Now it has emerged that these cases are part of a growing trend where more and more primary schools are being examined over alleged “maladministration” of the national curriculum tests.
So what is happening? Why are teachers in primary schools resorting to apparently desperate measures? And how are young children being affected by a narrow focus on Sats in some schools?
Earlier this year, a headteacher was banned from the classroomafter she told staff that the school would close and they would lose their jobs if they did not secure good results. The school leader also gave inappropriate assistance to pupils in their Sats exams, which led to the results being annulled.

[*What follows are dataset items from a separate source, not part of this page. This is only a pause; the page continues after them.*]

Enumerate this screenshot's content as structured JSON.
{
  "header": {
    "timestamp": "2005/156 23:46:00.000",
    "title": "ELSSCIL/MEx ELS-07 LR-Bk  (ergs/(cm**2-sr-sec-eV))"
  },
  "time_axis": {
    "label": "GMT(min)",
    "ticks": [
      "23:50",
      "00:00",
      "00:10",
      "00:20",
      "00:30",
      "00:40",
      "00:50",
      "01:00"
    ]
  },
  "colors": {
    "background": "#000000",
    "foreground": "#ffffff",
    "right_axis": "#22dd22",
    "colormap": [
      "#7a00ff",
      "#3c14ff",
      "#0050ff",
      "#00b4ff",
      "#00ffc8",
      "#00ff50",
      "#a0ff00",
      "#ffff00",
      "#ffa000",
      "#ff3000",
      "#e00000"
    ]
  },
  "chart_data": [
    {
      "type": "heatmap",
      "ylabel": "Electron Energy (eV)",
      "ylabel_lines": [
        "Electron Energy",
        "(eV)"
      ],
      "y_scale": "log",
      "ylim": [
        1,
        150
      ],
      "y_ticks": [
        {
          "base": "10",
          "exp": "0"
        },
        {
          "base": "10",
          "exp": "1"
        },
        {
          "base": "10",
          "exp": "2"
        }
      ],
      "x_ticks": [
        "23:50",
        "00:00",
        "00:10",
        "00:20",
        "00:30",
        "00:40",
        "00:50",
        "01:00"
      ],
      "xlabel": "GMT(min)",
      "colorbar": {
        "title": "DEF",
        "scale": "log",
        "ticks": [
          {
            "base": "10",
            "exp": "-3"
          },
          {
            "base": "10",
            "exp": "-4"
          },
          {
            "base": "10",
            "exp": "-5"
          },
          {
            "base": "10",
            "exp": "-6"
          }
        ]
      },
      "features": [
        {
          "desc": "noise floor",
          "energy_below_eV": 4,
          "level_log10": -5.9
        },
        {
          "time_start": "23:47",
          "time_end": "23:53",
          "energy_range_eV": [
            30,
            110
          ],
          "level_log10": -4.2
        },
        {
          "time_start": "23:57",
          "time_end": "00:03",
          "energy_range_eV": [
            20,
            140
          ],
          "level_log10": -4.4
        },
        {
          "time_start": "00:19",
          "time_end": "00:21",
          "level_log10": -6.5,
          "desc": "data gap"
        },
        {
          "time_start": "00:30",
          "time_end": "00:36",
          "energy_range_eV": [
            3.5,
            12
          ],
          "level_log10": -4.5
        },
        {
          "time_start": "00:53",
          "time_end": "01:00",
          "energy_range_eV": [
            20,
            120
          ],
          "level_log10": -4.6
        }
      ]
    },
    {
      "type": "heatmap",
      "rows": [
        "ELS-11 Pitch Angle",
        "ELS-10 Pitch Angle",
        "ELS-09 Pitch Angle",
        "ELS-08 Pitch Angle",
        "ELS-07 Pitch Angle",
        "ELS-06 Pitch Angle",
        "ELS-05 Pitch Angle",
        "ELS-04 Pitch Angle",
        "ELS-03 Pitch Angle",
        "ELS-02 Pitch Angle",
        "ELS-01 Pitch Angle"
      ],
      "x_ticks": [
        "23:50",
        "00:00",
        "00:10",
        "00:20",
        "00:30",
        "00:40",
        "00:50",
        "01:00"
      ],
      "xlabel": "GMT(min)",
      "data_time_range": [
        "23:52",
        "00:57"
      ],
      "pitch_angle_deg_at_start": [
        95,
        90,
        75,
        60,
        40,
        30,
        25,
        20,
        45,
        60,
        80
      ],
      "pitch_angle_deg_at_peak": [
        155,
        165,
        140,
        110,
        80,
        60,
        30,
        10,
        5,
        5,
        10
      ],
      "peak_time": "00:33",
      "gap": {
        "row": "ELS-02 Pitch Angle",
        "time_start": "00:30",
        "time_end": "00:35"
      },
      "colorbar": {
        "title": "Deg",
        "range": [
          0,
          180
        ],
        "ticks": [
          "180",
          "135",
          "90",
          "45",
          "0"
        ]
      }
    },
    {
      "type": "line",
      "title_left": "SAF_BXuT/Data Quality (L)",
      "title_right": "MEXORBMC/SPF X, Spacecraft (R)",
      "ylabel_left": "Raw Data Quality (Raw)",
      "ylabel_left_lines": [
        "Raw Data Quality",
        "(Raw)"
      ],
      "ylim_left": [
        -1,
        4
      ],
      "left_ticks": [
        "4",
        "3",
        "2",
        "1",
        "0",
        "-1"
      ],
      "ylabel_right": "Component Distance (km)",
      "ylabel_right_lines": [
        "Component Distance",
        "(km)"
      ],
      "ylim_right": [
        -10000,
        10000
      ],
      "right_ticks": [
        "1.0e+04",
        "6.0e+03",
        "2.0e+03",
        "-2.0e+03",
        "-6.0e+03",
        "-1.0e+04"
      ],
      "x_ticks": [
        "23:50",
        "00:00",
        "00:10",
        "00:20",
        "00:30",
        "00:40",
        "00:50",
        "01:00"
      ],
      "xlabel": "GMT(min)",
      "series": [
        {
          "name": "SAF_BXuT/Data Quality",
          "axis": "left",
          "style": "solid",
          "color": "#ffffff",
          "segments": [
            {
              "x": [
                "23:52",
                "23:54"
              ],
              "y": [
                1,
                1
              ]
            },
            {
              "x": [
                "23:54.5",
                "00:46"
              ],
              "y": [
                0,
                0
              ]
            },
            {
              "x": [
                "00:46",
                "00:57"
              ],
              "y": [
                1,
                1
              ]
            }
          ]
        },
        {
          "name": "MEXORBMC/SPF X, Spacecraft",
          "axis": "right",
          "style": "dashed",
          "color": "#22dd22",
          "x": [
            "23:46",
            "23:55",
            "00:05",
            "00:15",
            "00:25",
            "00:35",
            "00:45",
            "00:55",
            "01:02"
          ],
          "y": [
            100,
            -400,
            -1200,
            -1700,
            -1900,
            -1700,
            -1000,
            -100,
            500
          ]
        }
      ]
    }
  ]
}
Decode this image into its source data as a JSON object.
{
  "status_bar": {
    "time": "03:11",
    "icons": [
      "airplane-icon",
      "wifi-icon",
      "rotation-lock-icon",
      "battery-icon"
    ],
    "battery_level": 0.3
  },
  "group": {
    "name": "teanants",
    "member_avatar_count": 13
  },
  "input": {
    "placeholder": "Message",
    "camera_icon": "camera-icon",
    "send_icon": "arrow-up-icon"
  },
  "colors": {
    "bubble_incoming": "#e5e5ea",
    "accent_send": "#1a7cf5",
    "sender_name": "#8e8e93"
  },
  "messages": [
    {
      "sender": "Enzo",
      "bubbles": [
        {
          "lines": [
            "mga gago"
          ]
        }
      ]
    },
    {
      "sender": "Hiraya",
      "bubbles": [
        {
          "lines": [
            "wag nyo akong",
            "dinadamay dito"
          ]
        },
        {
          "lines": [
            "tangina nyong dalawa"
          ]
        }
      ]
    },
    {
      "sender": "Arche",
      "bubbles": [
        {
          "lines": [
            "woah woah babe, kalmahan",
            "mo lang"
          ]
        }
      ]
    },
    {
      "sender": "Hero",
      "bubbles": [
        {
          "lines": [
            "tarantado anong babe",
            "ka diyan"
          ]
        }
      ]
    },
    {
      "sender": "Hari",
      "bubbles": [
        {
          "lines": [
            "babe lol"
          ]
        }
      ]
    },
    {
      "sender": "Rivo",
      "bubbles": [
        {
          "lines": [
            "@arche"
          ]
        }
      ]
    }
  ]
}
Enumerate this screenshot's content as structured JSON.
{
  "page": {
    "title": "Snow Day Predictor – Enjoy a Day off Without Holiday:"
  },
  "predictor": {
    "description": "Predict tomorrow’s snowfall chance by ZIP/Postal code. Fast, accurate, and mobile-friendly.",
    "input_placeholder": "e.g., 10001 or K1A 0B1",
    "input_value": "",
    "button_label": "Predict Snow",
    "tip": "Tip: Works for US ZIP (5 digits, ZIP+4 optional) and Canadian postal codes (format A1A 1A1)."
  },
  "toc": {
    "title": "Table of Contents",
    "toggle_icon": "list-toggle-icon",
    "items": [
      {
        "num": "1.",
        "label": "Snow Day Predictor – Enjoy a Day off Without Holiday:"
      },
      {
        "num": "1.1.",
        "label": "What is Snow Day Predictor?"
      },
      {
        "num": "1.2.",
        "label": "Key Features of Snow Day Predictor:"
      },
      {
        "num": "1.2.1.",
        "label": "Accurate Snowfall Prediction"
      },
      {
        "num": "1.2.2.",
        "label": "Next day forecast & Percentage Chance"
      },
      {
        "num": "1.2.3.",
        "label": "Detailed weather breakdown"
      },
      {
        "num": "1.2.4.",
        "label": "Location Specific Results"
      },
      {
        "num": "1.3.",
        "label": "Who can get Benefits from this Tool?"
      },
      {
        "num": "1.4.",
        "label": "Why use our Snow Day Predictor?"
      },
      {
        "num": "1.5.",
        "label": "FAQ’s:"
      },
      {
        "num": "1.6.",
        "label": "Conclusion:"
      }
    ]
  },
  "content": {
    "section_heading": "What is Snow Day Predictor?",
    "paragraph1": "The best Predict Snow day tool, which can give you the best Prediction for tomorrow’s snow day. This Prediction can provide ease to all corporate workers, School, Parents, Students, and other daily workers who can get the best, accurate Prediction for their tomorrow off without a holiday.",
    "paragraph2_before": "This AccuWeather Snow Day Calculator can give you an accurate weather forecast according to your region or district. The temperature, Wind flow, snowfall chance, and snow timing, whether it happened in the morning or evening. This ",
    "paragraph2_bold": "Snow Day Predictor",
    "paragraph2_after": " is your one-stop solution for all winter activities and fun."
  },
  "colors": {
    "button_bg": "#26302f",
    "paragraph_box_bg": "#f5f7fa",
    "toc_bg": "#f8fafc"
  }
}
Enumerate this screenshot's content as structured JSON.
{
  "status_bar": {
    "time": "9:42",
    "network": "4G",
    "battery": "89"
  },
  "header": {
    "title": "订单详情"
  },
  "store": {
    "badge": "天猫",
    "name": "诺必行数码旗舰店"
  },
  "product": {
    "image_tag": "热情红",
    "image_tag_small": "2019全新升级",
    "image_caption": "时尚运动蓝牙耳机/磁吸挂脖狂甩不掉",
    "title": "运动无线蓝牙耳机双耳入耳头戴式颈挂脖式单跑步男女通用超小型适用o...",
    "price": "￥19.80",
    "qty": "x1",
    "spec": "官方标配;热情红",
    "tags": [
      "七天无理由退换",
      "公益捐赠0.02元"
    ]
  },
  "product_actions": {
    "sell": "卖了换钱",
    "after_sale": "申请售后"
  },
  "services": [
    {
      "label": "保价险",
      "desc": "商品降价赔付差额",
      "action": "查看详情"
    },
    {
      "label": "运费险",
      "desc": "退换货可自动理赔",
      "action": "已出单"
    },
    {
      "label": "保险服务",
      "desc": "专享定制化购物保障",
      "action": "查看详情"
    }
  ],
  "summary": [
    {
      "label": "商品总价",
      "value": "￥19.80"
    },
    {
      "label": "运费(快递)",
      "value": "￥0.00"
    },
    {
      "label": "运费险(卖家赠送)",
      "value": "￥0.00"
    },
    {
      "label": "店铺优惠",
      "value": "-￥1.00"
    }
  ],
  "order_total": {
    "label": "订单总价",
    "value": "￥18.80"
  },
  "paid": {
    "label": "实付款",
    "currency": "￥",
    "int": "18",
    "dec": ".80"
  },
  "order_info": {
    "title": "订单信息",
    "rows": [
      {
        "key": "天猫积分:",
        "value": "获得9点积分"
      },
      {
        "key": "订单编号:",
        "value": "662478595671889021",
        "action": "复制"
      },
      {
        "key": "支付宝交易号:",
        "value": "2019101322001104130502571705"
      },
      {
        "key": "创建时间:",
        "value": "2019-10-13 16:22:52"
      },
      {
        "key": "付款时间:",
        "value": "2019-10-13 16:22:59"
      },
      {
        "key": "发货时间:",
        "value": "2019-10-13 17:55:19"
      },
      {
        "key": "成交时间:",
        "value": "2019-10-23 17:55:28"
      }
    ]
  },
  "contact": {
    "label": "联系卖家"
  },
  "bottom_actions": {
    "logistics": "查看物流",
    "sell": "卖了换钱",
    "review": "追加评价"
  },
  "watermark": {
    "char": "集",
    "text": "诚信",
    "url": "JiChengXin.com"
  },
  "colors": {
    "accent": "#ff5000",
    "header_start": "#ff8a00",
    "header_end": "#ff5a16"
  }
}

Children who have their results declared invalid will often have teacher assessments passed on to their new secondary school instead. And most schools reassess pupils in year 7 anyway before streaming them in year 8.
It does beg the question whether the high-stakes tests are worth it? After all, the transition of primary school pupils whose parents decided to boycott the exams, or those who had their results annulled because of maladministration, to secondary school is likely to be widely unaffected.
Schools standards minister Nick Gibb has previously argued that children should take tests earlier to help them cope with exam-related mental health problems in later life.
However, for the culture to really change for the better, and for schools to become less focused on the year 6 exams, staff need more reassurance from the government that test results will not be the sole way that schools are judged. This would reduce the pressure to perform and probably see a concomitant decline in cheating.